“Me has seducido, Señor Dios, y yo me dejé seducir-,
me has agarrado, y me has podido”
Jeremías 20, 7
Frente al actuar de Dios hay como dos tiempos. Primero un tiempo de rumia y de intimidad; y luego otro tiempo de acción y de fidelidad.
Cierto que a veces Dios puede invertir esos dos tiempos. Nos hace partir ingenuamente de una actitud de acción en la fidelidad, para luego llevarnos a esa rumia peleada en la intimidad. Y puede suceder que a veces hasta se nos entrevere las dos realidades, que tienen así que ser vividas a la vez en una fidelidad clara por fuera, y en una lucha profunda y oscura por dentro.
Pero suele ser frecuente la primera forma. Dios nos pone frente a un misterio exigente de nuestra vida. Nos llama a negarnos a nosotros mismos, a tomar nuestra cruz y a seguirlo. Nuestro corazón, tomado por sorpresa, no logra aceptarlo y se subleva. Y Dios nos invita a aceptar ese corcovear de nuestro corazón. Dios no se asusta de nuestra lucha por domar el corazón a fin de prepararlo para la disponibilidad. El Señor Dios acepta la queja, la protesta, y hasta la blasfemia contra sí o contra lo nuestro. Porque el Señor Dios, como todo viejo domador, conoce que la mejor entrega es aquélla que previamente ha probado la incapacidad de resistir, en eso de agotar todos los recursos para liberarse de esa otra voluntad más fuerte. Esa otra voluntad que nos lleva a poner todo nuestro brío al servicio de algo.

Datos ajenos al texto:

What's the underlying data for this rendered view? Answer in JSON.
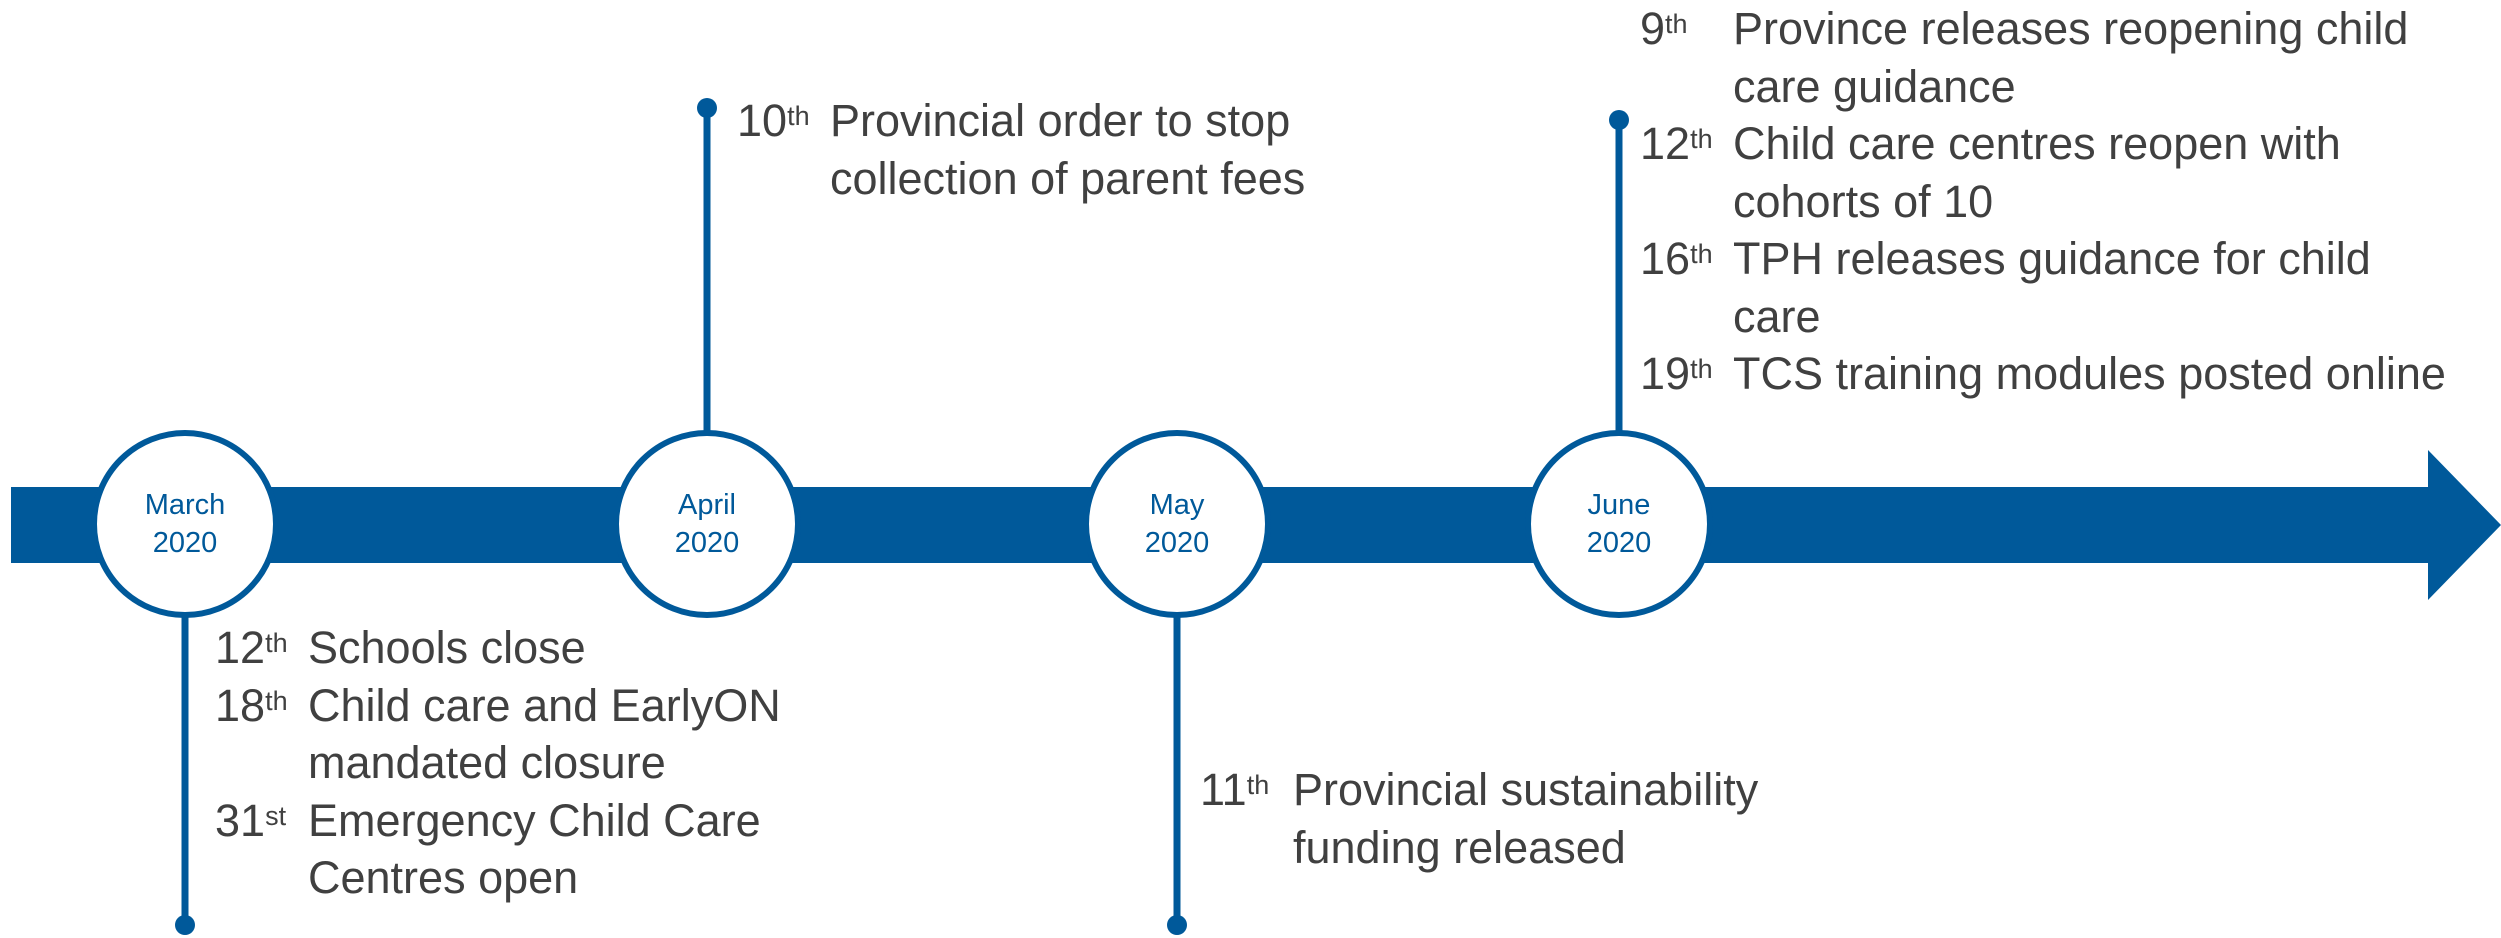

Tenemos así que comprobar, o hacerle comprobar a nuestro corazón, que Dios es tan ingenioso, o más, en eso de prever imprevistos y en el no dejarse sorprender. Pareciera como que Dios quiere previamente mostrarle a nuestro corazón toda su capacidad de fuerza y toda su riqueza de recursos. La riqueza oculta en Dios, y también la riqueza que hay en el propio corazón.
Una vez que el corazón haya comprendido la grandeza y la misteriosa fuerza de Dios, se animará al fin a poner su propia riqueza al servicio de la fuerza de Dios, y a trabajar en algo realmente positivo. Pero esa riqueza primero hay que descubrirla en la lucha por dentro con Dios.